Solo che in questi anni ho avuto il privilegio di sentire l’evoluzione, l’involuzione, la rivoluzione dei pezzi che sono finiti nei due dischi solisti di Edda.
È un privilegio enorme, di cui sono riconoscente a Walter Somà, autore (di testi e musiche) assieme ad Edda di gran parte dei brani, che in questi anni mi ha aggiornato passo dopo passo inviandomi le registrazioni e i demo in fieri.
Su come questi due scrivano le canzoni assieme, secondo me nessuno ha un’idea precisa (neanche loro?), eppure è una questione fondamentale.
Forse non lo sanno perché è qualcosa di naturale (e soprannaturale).
Come una visione.
Naturale non vuol dire facile. Diffido di quelli che dicono: la canzone si è scritta da sé. A volte magari esce di getto, ma vi è dietro un dispendio di energia, il risultato può appagare ma ti prosciuga anche. Dar vita a qualcosa è sempre faticoso. L’immagine stra-usata del parto me la eviterei, ma so che è efficace. E nessuno partorisce qualcosa nel sonno, se ci fai caso.
Non è che ti svegli e ti ritrovi un disco pronto, un libro scritto o una tesi di laurea sul punk impaginata tanto per fare un esempio a caso.
Come nascono queste canzoni faticose di due artisti che faticano molto?
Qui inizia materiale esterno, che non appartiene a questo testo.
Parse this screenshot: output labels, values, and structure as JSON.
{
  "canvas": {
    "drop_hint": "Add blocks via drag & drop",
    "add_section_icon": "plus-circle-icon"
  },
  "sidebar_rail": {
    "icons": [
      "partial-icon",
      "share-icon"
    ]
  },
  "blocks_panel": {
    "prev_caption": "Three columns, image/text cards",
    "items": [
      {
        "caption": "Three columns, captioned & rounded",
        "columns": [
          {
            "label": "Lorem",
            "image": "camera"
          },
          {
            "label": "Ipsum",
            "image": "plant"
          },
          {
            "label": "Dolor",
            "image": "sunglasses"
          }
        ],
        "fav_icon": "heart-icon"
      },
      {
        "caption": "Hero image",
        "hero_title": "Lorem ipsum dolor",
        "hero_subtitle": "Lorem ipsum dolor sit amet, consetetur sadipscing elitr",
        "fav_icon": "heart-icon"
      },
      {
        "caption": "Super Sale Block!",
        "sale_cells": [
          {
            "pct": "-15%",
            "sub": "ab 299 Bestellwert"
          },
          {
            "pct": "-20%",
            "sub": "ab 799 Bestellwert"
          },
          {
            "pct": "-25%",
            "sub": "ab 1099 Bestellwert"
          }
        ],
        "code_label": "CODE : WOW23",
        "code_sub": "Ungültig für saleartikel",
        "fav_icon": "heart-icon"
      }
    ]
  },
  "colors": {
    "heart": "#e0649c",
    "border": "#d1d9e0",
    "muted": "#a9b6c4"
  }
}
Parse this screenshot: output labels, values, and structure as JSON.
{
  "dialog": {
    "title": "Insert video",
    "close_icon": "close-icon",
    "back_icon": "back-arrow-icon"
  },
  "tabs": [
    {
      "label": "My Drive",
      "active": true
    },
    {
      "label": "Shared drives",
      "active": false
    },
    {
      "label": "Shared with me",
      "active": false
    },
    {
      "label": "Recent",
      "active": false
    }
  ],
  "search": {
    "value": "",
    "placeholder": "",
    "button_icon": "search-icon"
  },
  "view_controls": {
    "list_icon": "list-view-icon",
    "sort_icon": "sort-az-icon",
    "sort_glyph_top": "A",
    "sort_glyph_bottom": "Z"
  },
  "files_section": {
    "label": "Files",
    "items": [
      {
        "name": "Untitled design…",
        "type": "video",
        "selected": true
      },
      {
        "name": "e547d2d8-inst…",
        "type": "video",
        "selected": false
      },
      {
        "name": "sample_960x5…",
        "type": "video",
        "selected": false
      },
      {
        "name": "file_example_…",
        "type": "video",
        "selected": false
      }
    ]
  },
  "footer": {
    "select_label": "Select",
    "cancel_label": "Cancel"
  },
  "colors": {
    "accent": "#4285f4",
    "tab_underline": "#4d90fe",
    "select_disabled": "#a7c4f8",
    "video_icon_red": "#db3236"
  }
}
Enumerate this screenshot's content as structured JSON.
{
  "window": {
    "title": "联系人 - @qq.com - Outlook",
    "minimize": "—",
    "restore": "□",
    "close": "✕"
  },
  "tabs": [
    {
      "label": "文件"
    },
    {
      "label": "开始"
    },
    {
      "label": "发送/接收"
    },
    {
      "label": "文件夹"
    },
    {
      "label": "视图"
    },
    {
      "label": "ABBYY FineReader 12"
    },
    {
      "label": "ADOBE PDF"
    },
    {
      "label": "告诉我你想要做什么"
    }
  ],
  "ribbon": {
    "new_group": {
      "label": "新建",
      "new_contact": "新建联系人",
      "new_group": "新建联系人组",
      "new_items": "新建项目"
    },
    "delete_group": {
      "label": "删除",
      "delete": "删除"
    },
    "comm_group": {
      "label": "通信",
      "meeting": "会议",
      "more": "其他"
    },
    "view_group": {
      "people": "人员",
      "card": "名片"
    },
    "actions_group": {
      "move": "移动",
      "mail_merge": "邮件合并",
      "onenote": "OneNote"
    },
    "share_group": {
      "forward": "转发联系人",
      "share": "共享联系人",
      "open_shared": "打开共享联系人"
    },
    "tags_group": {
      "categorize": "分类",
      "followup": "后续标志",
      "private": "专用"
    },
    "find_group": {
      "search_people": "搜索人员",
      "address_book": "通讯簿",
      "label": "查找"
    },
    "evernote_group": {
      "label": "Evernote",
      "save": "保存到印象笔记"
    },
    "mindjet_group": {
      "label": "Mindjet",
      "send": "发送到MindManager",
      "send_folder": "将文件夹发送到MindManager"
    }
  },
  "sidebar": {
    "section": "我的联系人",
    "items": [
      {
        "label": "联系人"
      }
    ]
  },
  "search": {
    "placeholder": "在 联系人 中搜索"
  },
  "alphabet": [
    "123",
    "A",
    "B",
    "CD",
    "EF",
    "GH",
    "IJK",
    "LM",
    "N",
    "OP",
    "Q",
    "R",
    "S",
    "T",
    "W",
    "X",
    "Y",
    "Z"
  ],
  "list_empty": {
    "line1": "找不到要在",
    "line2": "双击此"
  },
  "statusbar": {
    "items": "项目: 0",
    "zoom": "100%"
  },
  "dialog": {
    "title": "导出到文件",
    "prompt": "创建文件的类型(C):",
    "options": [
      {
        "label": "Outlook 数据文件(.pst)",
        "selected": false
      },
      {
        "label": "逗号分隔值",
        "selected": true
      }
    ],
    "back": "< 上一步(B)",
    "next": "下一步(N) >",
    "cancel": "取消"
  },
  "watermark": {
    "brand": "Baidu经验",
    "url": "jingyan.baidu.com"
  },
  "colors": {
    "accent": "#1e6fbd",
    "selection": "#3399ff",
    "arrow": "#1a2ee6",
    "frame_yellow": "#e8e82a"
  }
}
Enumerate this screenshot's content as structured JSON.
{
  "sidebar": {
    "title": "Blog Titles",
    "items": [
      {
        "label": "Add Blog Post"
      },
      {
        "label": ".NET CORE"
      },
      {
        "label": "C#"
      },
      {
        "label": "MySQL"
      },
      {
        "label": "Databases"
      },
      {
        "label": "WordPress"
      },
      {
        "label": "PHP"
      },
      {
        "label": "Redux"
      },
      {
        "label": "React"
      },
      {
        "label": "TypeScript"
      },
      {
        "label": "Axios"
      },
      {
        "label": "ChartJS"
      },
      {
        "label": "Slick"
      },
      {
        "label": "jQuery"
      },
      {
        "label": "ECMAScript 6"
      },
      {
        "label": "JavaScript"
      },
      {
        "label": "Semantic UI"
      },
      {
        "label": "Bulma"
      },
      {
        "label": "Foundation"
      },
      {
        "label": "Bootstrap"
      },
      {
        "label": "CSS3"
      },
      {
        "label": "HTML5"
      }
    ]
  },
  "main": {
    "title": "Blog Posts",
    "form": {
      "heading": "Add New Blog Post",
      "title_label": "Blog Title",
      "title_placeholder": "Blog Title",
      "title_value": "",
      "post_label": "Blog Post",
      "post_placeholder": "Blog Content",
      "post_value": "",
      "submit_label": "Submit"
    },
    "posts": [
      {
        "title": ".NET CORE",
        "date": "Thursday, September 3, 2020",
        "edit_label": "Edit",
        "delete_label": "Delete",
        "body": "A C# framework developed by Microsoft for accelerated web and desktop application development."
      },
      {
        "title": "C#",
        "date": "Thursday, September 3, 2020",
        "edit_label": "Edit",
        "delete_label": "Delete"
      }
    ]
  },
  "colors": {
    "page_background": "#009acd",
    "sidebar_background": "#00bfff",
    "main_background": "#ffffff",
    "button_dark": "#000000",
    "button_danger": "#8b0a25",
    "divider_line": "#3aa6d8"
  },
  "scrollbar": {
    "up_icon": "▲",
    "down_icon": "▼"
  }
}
Secondo me il processo base è: Walter butta giù una bozza di canzone. Molto bozza ma anche molto canzone: testo e musica. E armonie vocali. Una bozza con anima e corpo insomma. La propone a Stefano e la sviluppano assieme. Poi quando i due si dividono, Stefano rielabora ulteriormente il brano, rendendolo molto personale e stravolgendo al massimo le parole. Lavorando a questo modo, diventa difficile stabilire chi ha portato cosa: della bozza iniziale di Walter può rimanere il 10% come il 99%. Volendo si potrebbe anche stabilire matematicamente, visto che le note sono note e le parole sono parole (cioè quantificabili).
Ma non siamo qua a dare i numeri.
Sono contenta che per questo secondo album, il contributo di Walter venga un po’ più riconosciuto rispetto al primo: quasi tutti quelli che ne scrivono se non altro lo citano.
Anche se non sempre in maniera corretta al 100%:
scrivere che Walter è autore dei testi, come ha fatto qualcuno, è sbagliato!
O meglio, inesatto.
Ma di robe imprecise se ne leggono diverse.
C’è addirittura chi sente le chitarre di Gionata Mirai! (che non ci sono).
[Ma magari non sente le assonanze tra “Cleveland/ Baghdad” e “Odio i Vivi”].
Ma vabé, non stiamo qui a contar note e accordi.
Ascoltando “Odio i vivi” ho ben presenti le canzoni di Walter che vi sono confluite: “Il senso” che diventa “Il seno”, “Nei miei stupidi ambienti” che fa capolino in “Odio i vivi”, “Le parole giuste” che prende nuove forme in “Tania”, “Guardami” che dà vita a “Omino Nero” e così via. “Qui” era uno dei primi pezzi comparsi tra i video di You Tube (2008) ed è un pezzo molto alla Somà, “Emma” si chiamava “Strade” (e parlava di Elda arrivata dalla Romania in una cisterna) forse ancor prima che Edda incontrasse Emma e così via.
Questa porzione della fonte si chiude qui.